That day I gave Mr. King a copy of his pulp story he once again said something that stopped me in my tracks. He was holding and paging through a copy of my and Blake's book looking at the section on the men's adventure magazines, and completely out of the blue blurts out, "You know, I was hired by Bruce J. Friedman to work for Magazine Management." Just like that! Out of nowhere, he mentions Bruce J. Friedman and Magazine Management, which just happens to be the entirety of Martin Goodman's non-comic book publishing empire and the main subject of our book!
I practically screeched, "What did you do?? When?? How...??" He cut me off, answering, "Oh, I was hired but I never worked for them. My wife wanted me to get a real job so I immediately landed a job with (an agency I don't recall) and quit before my first day!" "How did you end up at Magazine Management?", I asked. The answer was, he had written stories for a ton of men's magazines at the time and felt a staff position with one of the biggest publishers might be good idea. Asked what he wrote for the men's magazines, the answer was, "fiction," but didn't provide any details.
The second story, "Road Runner", is in the Vol 6, #11, November, 1961 issue of ROGUE. Included is a photo of Charles H. King in the "Rogue Notes" column. (The image I've used at the top of this article). The issue also contains a story by Robert Bloch
The end of the story is cropped from the top of the page it appears. The full page 80 is included also.
The third story I found, "This is Your Wife!", is satire from the Vol 7, #2, November 1962 issue of DUDE.
These three are the only ones I was able to turn up and the likely scenario is that there may be a score of additional short fiction stories buried in back-issue early 1960's men's magazines.
But this is not the end of Mr. Charles King's literary career. There's one more very important item, the existence of which he'd been mentioning for a while and I just didn't catch on. Let me explain what I mean. From the first time I met Mr. King, I've related about how enthusiastically garrulous he was. He would speak fast and in spurts, mentioning so many things in a row that it was often a bit hard to keep up. And of course out of courtesy, I would not stop him over and over to explain a point or a reference more clearly. One thing I realized (well after the fact) was that he often made a reference using the phrase "mama's boy." I didn't really know what he meant, he didn't offer any context, just kept on with whatever he was talking about. He mentioned it often enough for me to wonder if perhaps he had a tendency to use the expression colloquially for whatever reason he had. While I was researching his early fiction I was startled to find that Mr. Charles King had actually written a novel by that name, "Mama's Boy!" Now it all made sense! He was repeatedly referring to his novel, without actually having ever told me that he had written a novel!

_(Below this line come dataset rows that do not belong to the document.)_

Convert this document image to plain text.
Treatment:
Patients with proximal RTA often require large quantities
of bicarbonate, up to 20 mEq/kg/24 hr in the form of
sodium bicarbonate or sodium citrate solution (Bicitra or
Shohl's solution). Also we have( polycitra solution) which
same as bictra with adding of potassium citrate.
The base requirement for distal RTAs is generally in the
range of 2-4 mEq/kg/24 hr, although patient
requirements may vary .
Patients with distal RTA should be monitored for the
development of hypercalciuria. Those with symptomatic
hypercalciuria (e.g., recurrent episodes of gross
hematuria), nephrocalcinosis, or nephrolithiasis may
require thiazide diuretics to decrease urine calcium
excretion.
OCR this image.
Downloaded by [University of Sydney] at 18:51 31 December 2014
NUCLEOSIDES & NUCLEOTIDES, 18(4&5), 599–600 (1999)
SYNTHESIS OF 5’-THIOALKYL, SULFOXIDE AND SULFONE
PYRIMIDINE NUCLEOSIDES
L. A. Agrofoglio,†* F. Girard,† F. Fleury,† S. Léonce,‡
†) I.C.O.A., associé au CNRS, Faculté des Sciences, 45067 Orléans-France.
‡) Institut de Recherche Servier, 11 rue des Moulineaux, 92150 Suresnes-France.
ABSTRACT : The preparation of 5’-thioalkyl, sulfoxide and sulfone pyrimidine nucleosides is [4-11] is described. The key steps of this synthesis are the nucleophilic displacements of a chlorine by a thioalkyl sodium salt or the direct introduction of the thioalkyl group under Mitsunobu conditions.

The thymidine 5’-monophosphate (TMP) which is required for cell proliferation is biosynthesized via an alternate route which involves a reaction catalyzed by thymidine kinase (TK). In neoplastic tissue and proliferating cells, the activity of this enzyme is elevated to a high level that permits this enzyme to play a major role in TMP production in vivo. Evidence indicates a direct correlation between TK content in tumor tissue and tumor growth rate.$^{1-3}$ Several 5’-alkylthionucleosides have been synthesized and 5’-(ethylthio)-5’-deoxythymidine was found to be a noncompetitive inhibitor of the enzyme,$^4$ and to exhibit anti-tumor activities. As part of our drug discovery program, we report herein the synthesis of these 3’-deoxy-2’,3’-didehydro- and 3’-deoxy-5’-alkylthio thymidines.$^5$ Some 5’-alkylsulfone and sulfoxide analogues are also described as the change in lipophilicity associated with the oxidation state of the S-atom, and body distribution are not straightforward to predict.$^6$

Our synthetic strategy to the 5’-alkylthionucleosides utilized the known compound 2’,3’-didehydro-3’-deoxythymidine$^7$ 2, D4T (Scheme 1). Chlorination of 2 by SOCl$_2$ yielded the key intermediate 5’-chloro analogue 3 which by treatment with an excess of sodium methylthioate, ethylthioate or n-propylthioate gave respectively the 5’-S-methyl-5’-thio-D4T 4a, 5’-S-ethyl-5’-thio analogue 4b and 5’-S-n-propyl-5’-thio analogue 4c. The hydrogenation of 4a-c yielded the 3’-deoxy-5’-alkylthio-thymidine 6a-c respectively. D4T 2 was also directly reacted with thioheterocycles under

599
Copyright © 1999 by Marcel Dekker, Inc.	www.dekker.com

And what a novel it was! Published by Simon & Schuster's Pocket Books in 1992, this crime-suspense thriller got rave reviews including a back cover acclaim by noted horror author Peter Straub. But what really was interesting was the bio on the dust jacket, a bio that gave background on Mr. King's life that I knew nothing about, and Mr. King being one not to talk about himself (Mama's Boy excepted, which he was obviously proud of).
From the dust jacket flap (including another updated photo):
"Charles King has been a mathematician at the Harvard Computation Laboratory, a performer and writer for network radio, and a creative director at a large New York advertising agency. (He was the ad man "John Fortune" in Studs Terkel's Working.) He has published some twenty short stories in national magazines; this is his first novel. He lives with his wife Katherine in New York."
Who knew? I certainly didn't. I packed all these men's magazines up with a copy of Mama's Boy, and brought them all in for him to see the next time his appointment came around. He laughed at the men's magazines, recalling that they paid poorly and were the impetus for his wife's urging to get a "real" job, a job that landed him ultimately at the top of the Advertising business. A real-life Mad Man at the exact same time!
In the last 2 years or so, his wife's health took a turn for the worse and Mr. King's own health was a battle. I last saw him in June, and he was his usual outgoing, happy self, refusing to let obstacles stop him from enjoying life.
In early September, several weeks ago, I received a phone call from Mr. King's brother. Mr. King had been in a car accident, and was pretty darn banged up. I offered my good wishes be passed along and my help in any way I could offer. He was in need of a particular medical referral, which I eagerly gave. The feeling I had from that phone call was that although he was an elderly man, and battling his own medical concerns, he was going to be ok. Within a week we received the sad news that Mr. King had passed away on September 15th.
And just like that, he was gone, causing me to think about what a wonderful life he had and how much he'd seen and done that intersected with my own interests and passions. It made me realize that I should have interviewed him formally and gotten his entire story for posterity. I really knew nothing at all about his Advertising career, nor his personal life. But then again I also realize that it was only by the chance mentioning of a now obscure physical culture publisher of the 1920's, that I even uncovered our allied interests. In any manner, I will miss Mr. Charles H. King and welcome anyone who reads this who may have known him in a professional (or non-professional) manner to add to his story.